Depois de um início de carreira “manhoso”, o Bradley Cooper tem estado mais ou menos lentamente a afirmar-se como um grande actor, e este filme é mais uma prova disso, aqui com o bónus acrescido de ter sido também o realizador.

A Lady Gaga também esteve bastante bem e os dois tiveram aqui uma química incrível, mas se é para ela que os holofotes estão virados, é ele que carrega o filme. É um bocado batota fazer esse brilharete enquanto bêbado e drogado quando já se foi um, mas não lhe tira o mérito, de todo.

Excelente drama de puxar a lágrima, musiquinhas que ficam no ouvido, uma excelente tarde de cinema com quem se ama.

Incredibles 2

Por razões óbvias consumo muitos filmes de animação hoje em dia, mas verdade seja dita que também uso os miúdos como desculpa e que grande parte provavelmente veria na mesma; este é sem dúvidas um deles.

O primeiro filme tem um lugar especial no meu coração, e tinha que tirar a limpo se tantos anos depois e com tantos maus exemplos este lhe faria jus ou não, e saí do cinema bastante satisfeito, a Pixar ultimamente não tem falhado. A fórmula é super-batida, os super-heróis ostracizados, o drama familiar, o regresso glorioso (isto não chega a ser spoiler…), mas está tudo no sítio.

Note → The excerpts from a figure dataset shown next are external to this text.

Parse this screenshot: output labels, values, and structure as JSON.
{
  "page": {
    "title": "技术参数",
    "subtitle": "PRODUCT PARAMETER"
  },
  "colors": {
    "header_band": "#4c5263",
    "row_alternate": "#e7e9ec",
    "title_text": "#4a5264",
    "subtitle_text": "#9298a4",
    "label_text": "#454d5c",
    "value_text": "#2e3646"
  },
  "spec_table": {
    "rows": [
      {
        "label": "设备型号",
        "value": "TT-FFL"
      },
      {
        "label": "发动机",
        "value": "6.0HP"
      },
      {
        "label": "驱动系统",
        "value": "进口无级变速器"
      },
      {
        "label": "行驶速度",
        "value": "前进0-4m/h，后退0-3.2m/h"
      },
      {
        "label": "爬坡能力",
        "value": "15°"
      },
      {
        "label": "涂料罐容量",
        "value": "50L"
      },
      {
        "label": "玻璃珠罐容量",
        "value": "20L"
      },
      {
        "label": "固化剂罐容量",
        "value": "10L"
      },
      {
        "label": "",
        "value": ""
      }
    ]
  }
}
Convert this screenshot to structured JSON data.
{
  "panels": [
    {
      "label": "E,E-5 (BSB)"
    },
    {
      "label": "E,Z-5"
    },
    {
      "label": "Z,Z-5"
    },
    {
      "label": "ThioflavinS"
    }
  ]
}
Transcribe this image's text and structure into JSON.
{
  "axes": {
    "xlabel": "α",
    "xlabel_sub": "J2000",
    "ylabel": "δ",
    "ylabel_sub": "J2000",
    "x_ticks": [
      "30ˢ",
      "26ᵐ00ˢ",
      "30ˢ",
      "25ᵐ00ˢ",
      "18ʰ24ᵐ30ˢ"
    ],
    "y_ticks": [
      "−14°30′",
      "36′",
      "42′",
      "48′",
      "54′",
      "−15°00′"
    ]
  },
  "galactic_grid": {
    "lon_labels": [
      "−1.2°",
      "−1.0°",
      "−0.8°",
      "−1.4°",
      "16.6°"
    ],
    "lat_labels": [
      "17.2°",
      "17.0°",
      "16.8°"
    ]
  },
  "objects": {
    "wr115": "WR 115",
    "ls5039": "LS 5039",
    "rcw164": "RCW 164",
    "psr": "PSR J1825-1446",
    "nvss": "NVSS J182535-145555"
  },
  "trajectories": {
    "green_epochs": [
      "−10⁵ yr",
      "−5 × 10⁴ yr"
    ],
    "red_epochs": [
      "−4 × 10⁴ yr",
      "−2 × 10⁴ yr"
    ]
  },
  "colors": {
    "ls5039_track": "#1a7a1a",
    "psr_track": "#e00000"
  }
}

Comédia na boa, bastantes gags que só os adultos percebem, pertinentes observações sociais (ex. igualdade de género, parecer versus ser) e o bebé a roubar completamente a cena tornaram este filme um dos meus preferidos do ano passado, e quiçá tenha até suplantado o primeiro.

BLACKkKLANSMAN

Sou fanzaço do Spike Lee. Por vezes me chateia que a sua filmografia seja tão inconstante, alternando coisas boas com muita porcaria pelo meio, mas parte disso também se explica pela sua coerência e independência; ele é bastante fiel aos temas e ao seu estilo, e parece preocupar-se mais com isso do que com o sucesso comercial, o que é de louvar (umm lembrei-me do remake manhoso do Oldboy, mas um homem tem que pagar as contas).

Neste Spike Lee joint ele acerta em cheio na fórmula. O primeiro polícia negro de Colorado Springs tem a audaciosa ideia de infiltrar-se no Ku Klux Klan local, e o resto é história. Um filme de outro tempo, filmado com um ritmo “à antiga” mas com uma série de paralelos e provocações com a nossa actual era, alternando entre a comédia e a tensão com grande estilo.

Uma nota interessante da qual não me tinha apercebido: o protagonista é filho do Denzel Washington, aparentemente the apple didn’t fall far from the tree.

Outra nota interessante: para os fãs de The Wire, tem um gostinho especial ouvir certo personagem a repetir uma certa interjeição.